Updated: Oct 4, 2023

September 20, 2023

Jamie Kennedy, AVC 2024, travelled to Sheshatshiu as one of the student participants on the Chinook Project. As part of the experience, the students craft various pieces of writing.

Walking into the old school building that served as our makeshift clinic for the first time was exciting. As we unpacked our supplies from bins and suitcases, the clinic gradually took shape. We mindfully created distinct areas for medicine appointments, surgical preparation, patient recovery, and our surgical suite (operating room). At that moment, my anticipation was focused on the days ahead. Little did I know, this experience would shape me profoundly as both a veterinary professional and an individual.

Jamie with a patient

On the first day, opening the doors of our clinic to the community felt like a whirlwind. The unexpected influx of local residents pouring in with their animals took us all a little by surprise. We were still finding our way among the supplies from the late-night setup the previous evening. (Editor's note: due to flight cancellation, the team was delayed by a day, but still managed to get the clinic set up to start on time) Dogs were barking, the line-up was growing, and we all felt a bit like headless chickens amidst the commotion.

At first, my conversations with community members felt choppy, my confidence in recalling protocols wavered, and my IV catheter placement skills were rusty. Despite all the chaos, we managed to pull through. As a team, we saw several surgeries and treated over forty medical patients, marking the day as a success.

As the week unfolded, I found my confidence growing despite facing numerous first attempts.
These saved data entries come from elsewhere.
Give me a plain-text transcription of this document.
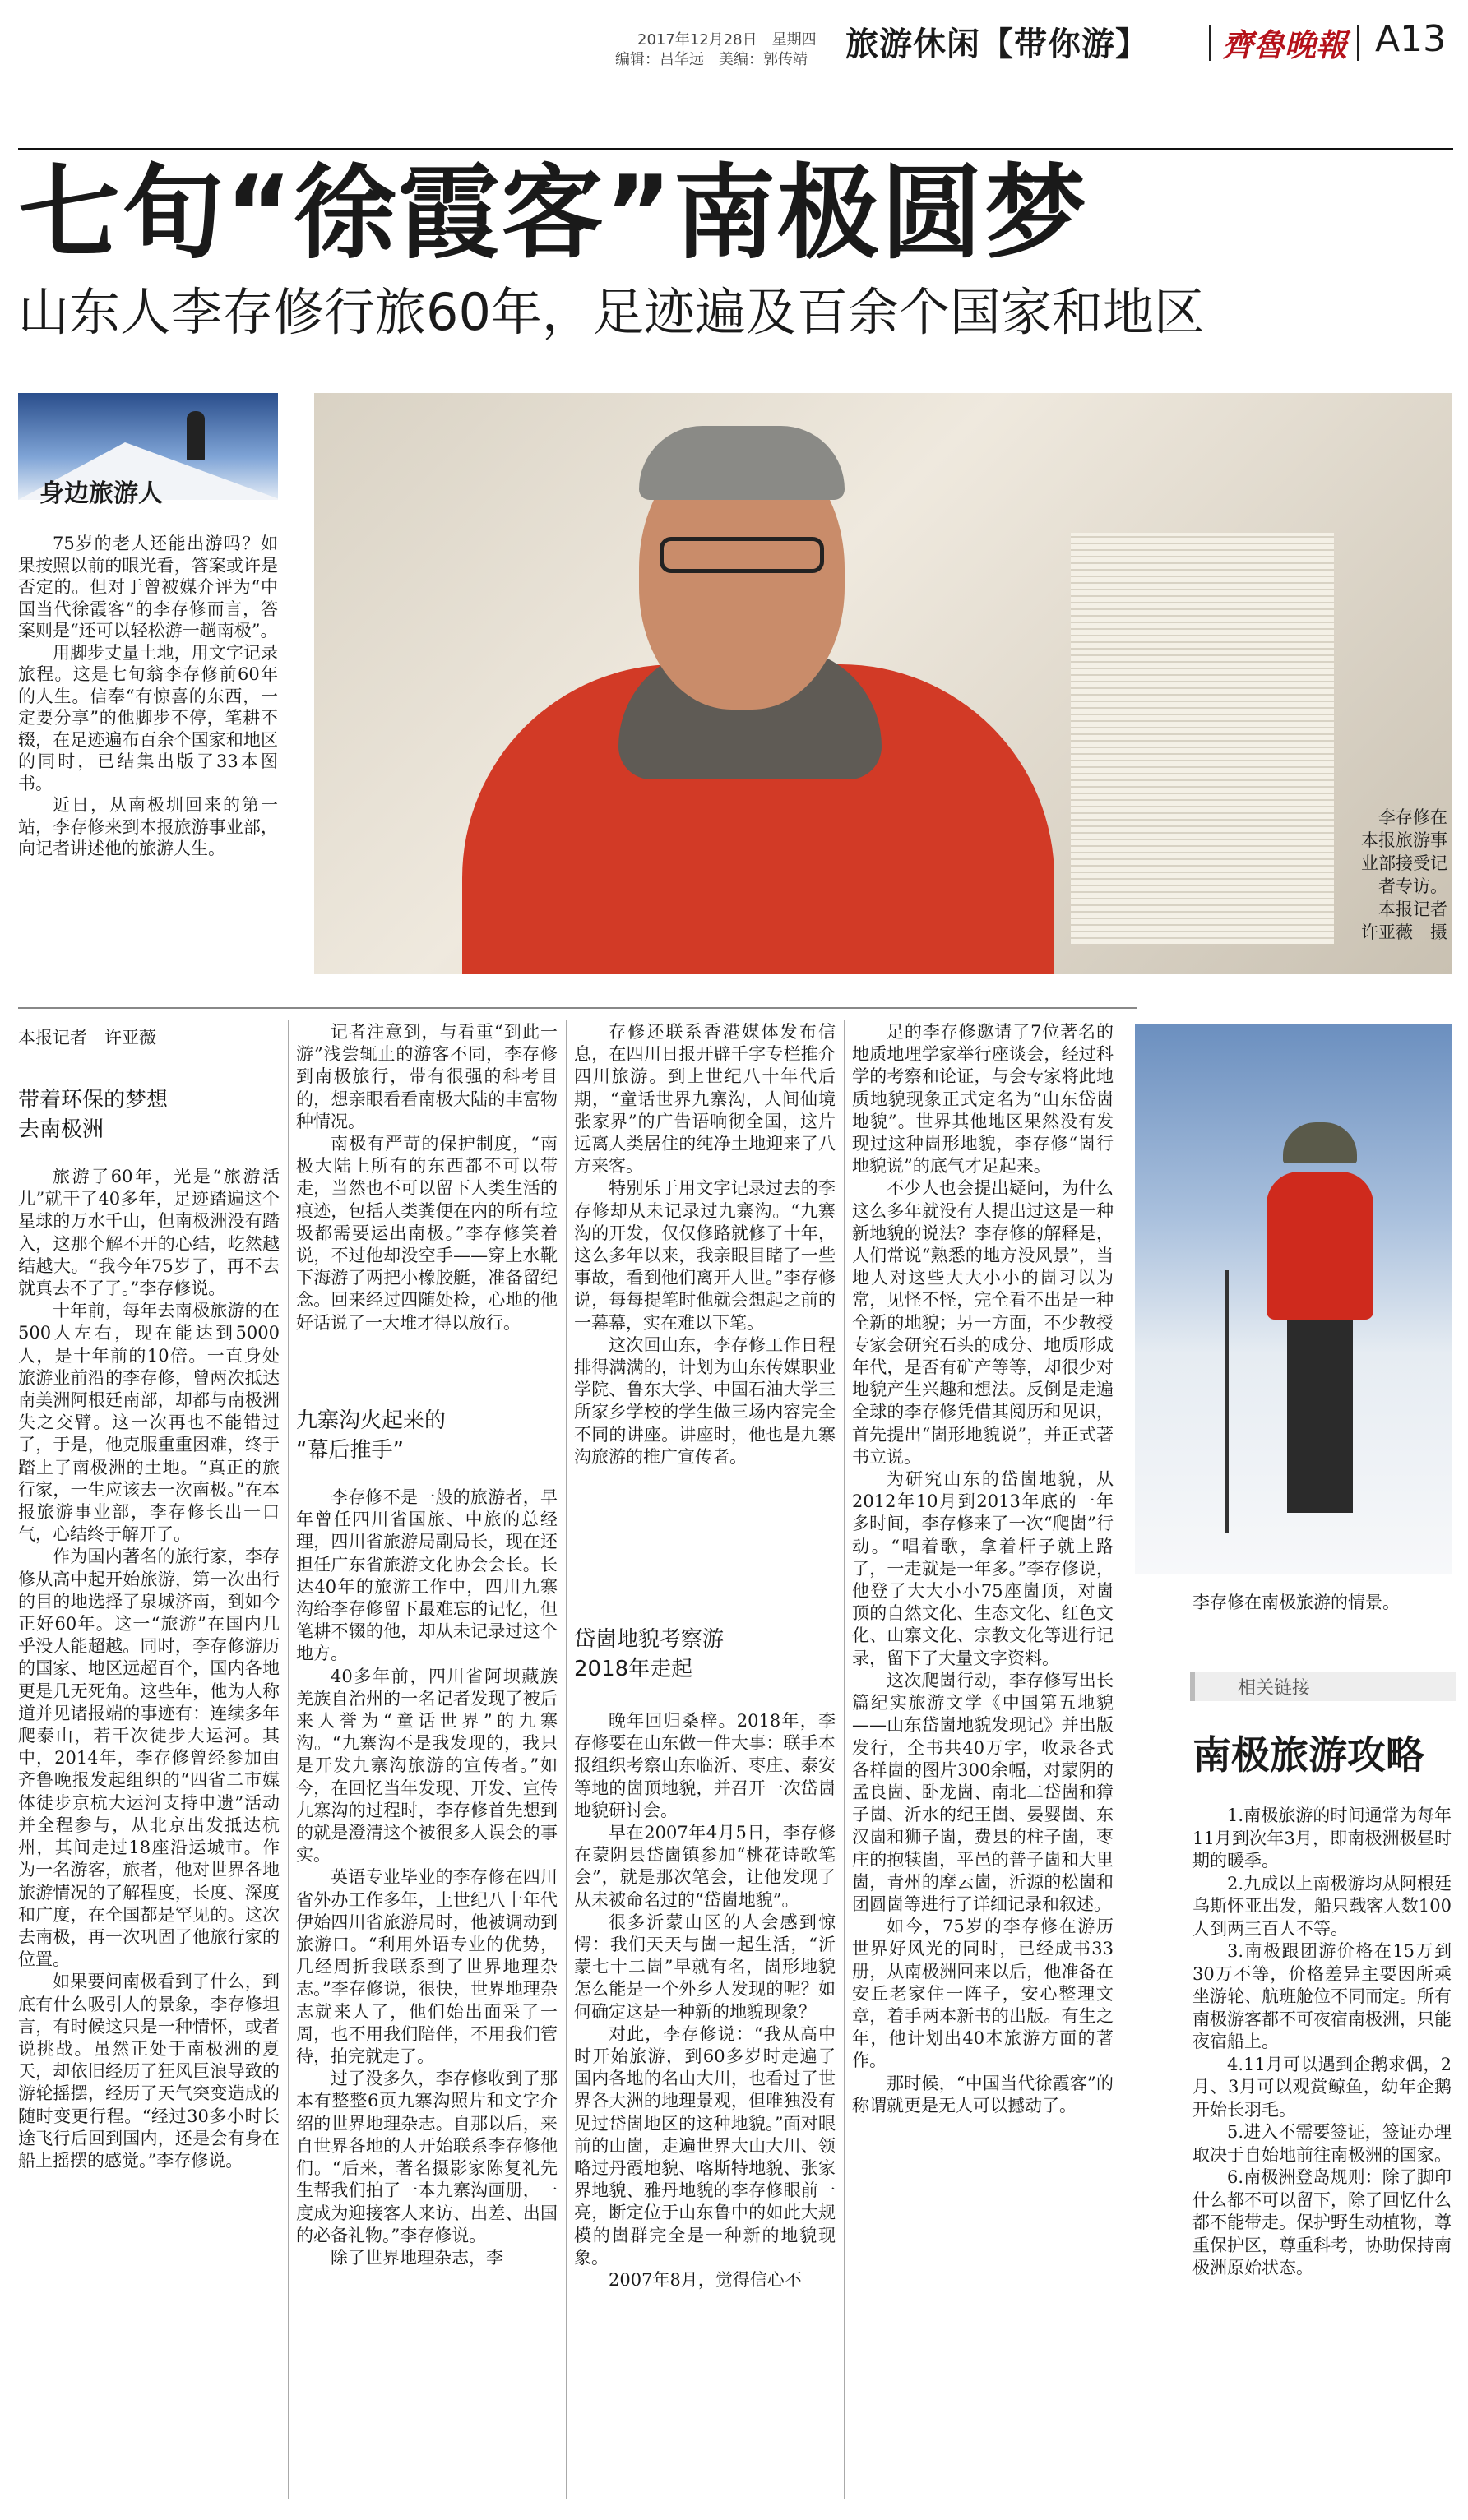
2017年12月28日　星期四
编辑：吕华远　美编：郭传靖 旅游休闲【带你游】 齊魯晚報 A13
七旬“徐霞客”南极圆梦
山东人李存修行旅60年，足迹遍及百余个国家和地区
身边旅游人

75岁的老人还能出游吗？如果按照以前的眼光看，答案或许是否定的。但对于曾被媒介评为“中国当代徐霞客”的李存修而言，答案则是“还可以轻松游一趟南极”。

用脚步丈量土地，用文字记录旅程。这是七旬翁李存修前60年的人生。信奉“有惊喜的东西，一定要分享”的他脚步不停，笔耕不辍，在足迹遍布百余个国家和地区的同时，已结集出版了33本图书。

近日，从南极圳回来的第一站，李存修来到本报旅游事业部，向记者讲述他的旅游人生。

李存修在
本报旅游事
业部接受记
者专访。
本报记者
许亚薇　摄
本报记者　许亚薇
带着环保的梦想
去南极洲

旅游了60年，光是“旅游活儿”就干了40多年，足迹踏遍这个星球的万水千山，但南极洲没有踏入，这那个解不开的心结，屹然越结越大。“我今年75岁了，再不去就真去不了了。”李存修说。

十年前，每年去南极旅游的在500人左右，现在能达到5000人，是十年前的10倍。一直身处旅游业前沿的李存修，曾两次抵达南美洲阿根廷南部，却都与南极洲失之交臂。这一次再也不能错过了，于是，他克服重重困难，终于踏上了南极洲的土地。“真正的旅行家，一生应该去一次南极。”在本报旅游事业部，李存修长出一口气，心结终于解开了。

作为国内著名的旅行家，李存修从高中起开始旅游，第一次出行的目的地选择了泉城济南，到如今正好60年。这一“旅游”在国内几乎没人能超越。同时，李存修游历的国家、地区远超百个，国内各地更是几无死角。这些年，他为人称道并见诸报端的事迹有：连续多年爬泰山，若干次徒步大运河。其中，2014年，李存修曾经参加由齐鲁晚报发起组织的“四省二市媒体徒步京杭大运河支持申遗”活动并全程参与，从北京出发抵达杭州，其间走过18座沿运城市。作为一名游客，旅者，他对世界各地旅游情况的了解程度，长度、深度和广度，在全国都是罕见的。这次去南极，再一次巩固了他旅行家的位置。

如果要问南极看到了什么，到底有什么吸引人的景象，李存修坦言，有时候这只是一种情怀，或者说挑战。虽然正处于南极洲的夏天，却依旧经历了狂风巨浪导致的游轮摇摆，经历了天气突变造成的随时变更行程。“经过30多小时长途飞行后回到国内，还是会有身在船上摇摆的感觉。”李存修说。

记者注意到，与看重“到此一游”浅尝辄止的游客不同，李存修到南极旅行，带有很强的科考目的，想亲眼看看南极大陆的丰富物种情况。

南极有严苛的保护制度，“南极大陆上所有的东西都不可以带走，当然也不可以留下人类生活的痕迹，包括人类粪便在内的所有垃圾都需要运出南极。”李存修笑着说，不过他却没空手——穿上水靴下海游了两把小橡胶艇，准备留纪念。回来经过四随处检，心地的他好话说了一大堆才得以放行。

九寨沟火起来的
“幕后推手”

李存修不是一般的旅游者，早年曾任四川省国旅、中旅的总经理，四川省旅游局副局长，现在还担任广东省旅游文化协会会长。长达40年的旅游工作中，四川九寨沟给李存修留下最难忘的记忆，但笔耕不辍的他，却从未记录过这个地方。

40多年前，四川省阿坝藏族羌族自治州的一名记者发现了被后来人誉为“童话世界”的九寨沟。“九寨沟不是我发现的，我只是开发九寨沟旅游的宣传者。”如今，在回忆当年发现、开发、宣传九寨沟的过程时，李存修首先想到的就是澄清这个被很多人误会的事实。

英语专业毕业的李存修在四川省外办工作多年，上世纪八十年代伊始四川省旅游局时，他被调动到旅游口。“利用外语专业的优势，几经周折我联系到了世界地理杂志。”李存修说，很快，世界地理杂志就来人了，他们始出面采了一周，也不用我们陪伴，不用我们管待，拍完就走了。

过了没多久，李存修收到了那本有整整6页九寨沟照片和文字介绍的世界地理杂志。自那以后，来自世界各地的人开始联系李存修他们。“后来，著名摄影家陈复礼先生帮我们拍了一本九寨沟画册，一度成为迎接客人来访、出差、出国的必备礼物。”李存修说。

除了世界地理杂志，李

存修还联系香港媒体发布信息，在四川日报开辟千字专栏推介四川旅游。到上世纪八十年代后期，“童话世界九寨沟，人间仙境张家界”的广告语响彻全国，这片远离人类居住的纯净土地迎来了八方来客。

特别乐于用文字记录过去的李存修却从未记录过九寨沟。“九寨沟的开发，仅仅修路就修了十年，这么多年以来，我亲眼目睹了一些事故，看到他们离开人世。”李存修说，每每提笔时他就会想起之前的一幕幕，实在难以下笔。

这次回山东，李存修工作日程排得满满的，计划为山东传媒职业学院、鲁东大学、中国石油大学三所家乡学校的学生做三场内容完全不同的讲座。讲座时，他也是九寨沟旅游的推广宣传者。

岱崮地貌考察游
2018年走起

晚年回归桑梓。2018年，李存修要在山东做一件大事：联手本报组织考察山东临沂、枣庄、泰安等地的崮顶地貌，并召开一次岱崮地貌研讨会。

早在2007年4月5日，李存修在蒙阴县岱崮镇参加“桃花诗歌笔会”，就是那次笔会，让他发现了从未被命名过的“岱崮地貌”。

很多沂蒙山区的人会感到惊愕：我们天天与崮一起生活，“沂蒙七十二崮”早就有名，崮形地貌怎么能是一个外乡人发现的呢？如何确定这是一种新的地貌现象？

对此，李存修说：“我从高中时开始旅游，到60多岁时走遍了国内各地的名山大川，也看过了世界各大洲的地理景观，但唯独没有见过岱崮地区的这种地貌。”面对眼前的山崮，走遍世界大山大川、领略过丹霞地貌、喀斯特地貌、张家界地貌、雅丹地貌的李存修眼前一亮，断定位于山东鲁中的如此大规模的崮群完全是一种新的地貌现象。

2007年8月，觉得信心不

足的李存修邀请了7位著名的地质地理学家举行座谈会，经过科学的考察和论证，与会专家将此地质地貌现象正式定名为“山东岱崮地貌”。世界其他地区果然没有发现过这种崮形地貌，李存修“崮行地貌说”的底气才足起来。

不少人也会提出疑问，为什么这么多年就没有人提出过这是一种新地貌的说法？李存修的解释是，人们常说“熟悉的地方没风景”，当地人对这些大大小小的崮习以为常，见怪不怪，完全看不出是一种全新的地貌；另一方面，不少教授专家会研究石头的成分、地质形成年代，是否有矿产等等，却很少对地貌产生兴趣和想法。反倒是走遍全球的李存修凭借其阅历和见识，首先提出“崮形地貌说”，并正式著书立说。

为研究山东的岱崮地貌，从2012年10月到2013年底的一年多时间，李存修来了一次“爬崮”行动。“唱着歌，拿着杆子就上路了，一走就是一年多。”李存修说，他登了大大小小75座崮顶，对崮顶的自然文化、生态文化、红色文化、山寨文化、宗教文化等进行记录，留下了大量文字资料。

这次爬崮行动，李存修写出长篇纪实旅游文学《中国第五地貌——山东岱崮地貌发现记》并出版发行，全书共40万字，收录各式各样崮的图片300余幅，对蒙阴的孟良崮、卧龙崮、南北二岱崮和獐子崮、沂水的纪王崮、晏婴崮、东汉崮和狮子崮，费县的柱子崮，枣庄的抱犊崮，平邑的普子崮和大里崮，青州的摩云崮，沂源的松崮和团圆崮等进行了详细记录和叙述。

如今，75岁的李存修在游历世界好风光的同时，已经成书33册，从南极洲回来以后，他准备在安丘老家住一阵子，安心整理文章，着手两本新书的出版。有生之年，他计划出40本旅游方面的著作。

那时候，“中国当代徐霞客”的称谓就更是无人可以撼动了。

李存修在南极旅游的情景。
相关链接
南极旅游攻略

1.南极旅游的时间通常为每年11月到次年3月，即南极洲极昼时期的暖季。

2.九成以上南极游均从阿根廷乌斯怀亚出发，船只载客人数100人到两三百人不等。

3.南极跟团游价格在15万到30万不等，价格差异主要因所乘坐游轮、航班舱位不同而定。所有南极游客都不可夜宿南极洲，只能夜宿船上。

4.11月可以遇到企鹅求偶，2月、3月可以观赏鲸鱼，幼年企鹅开始长羽毛。

5.进入不需要签证，签证办理取决于自始地前往南极洲的国家。

6.南极洲登岛规则：除了脚印什么都不可以留下，除了回忆什么都不能带走。保护野生动植物，尊重保护区，尊重科考，协助保持南极洲原始状态。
My initial venture into total intravenous anesthesia with minimal monitoring equipment was daunting and stressful. But then I did it again, and again, and yet again. By week's end, I was amazed by how much my anesthetic skills had improved. Placing IV catheters in various breeds and sizes of dogs and cats started to feel like second nature, and I stopped overthinking each step of the process. My conversations with community members were becoming effortless and I felt comfortable making diagnoses and recommendations. One special case I recall, was discovering an ear full of purulent discharge in one of our recovering surgery patients. I cleaned the ear thoroughly, and upon closer examination, found two puncture wounds at the base of the pinna. After the initial treatment, I added antibiotics to go home. Later I learned the owner had been worried he had been bitten by another dog earlier - she got her answer!

Then came my very first solo dog spay. It's safe to say that it didn't go as well as I had

imagined it in my head. I was grateful for our mentors' guidance and my classmates' unwavering support. However, despite their kind words, I still left the clinic that evening feeling discouraged in my surgical abilities. The very next day, my classmate looked at me and said, "There's another dog spay booked today, and you're doing it." I really appreciated this nudge, because she and I both knew I needed another attempt. That morning, I successfully carried out my second solo dog spay from start to finish without any issues.

The journey with the Chinook Project often crosses my mind — the clinic setup, facing

challenges, and celebrating successes. Uncertainty turned into confidence, and if one of us had a question, another had the answer. Anesthesia and surgeries grew familiar, conversations flowed, and stepping into the role of a veterinarian for a week felt unexpectedly comfortable. I will be forever grateful for this experience and the people I had the privilege to share it with.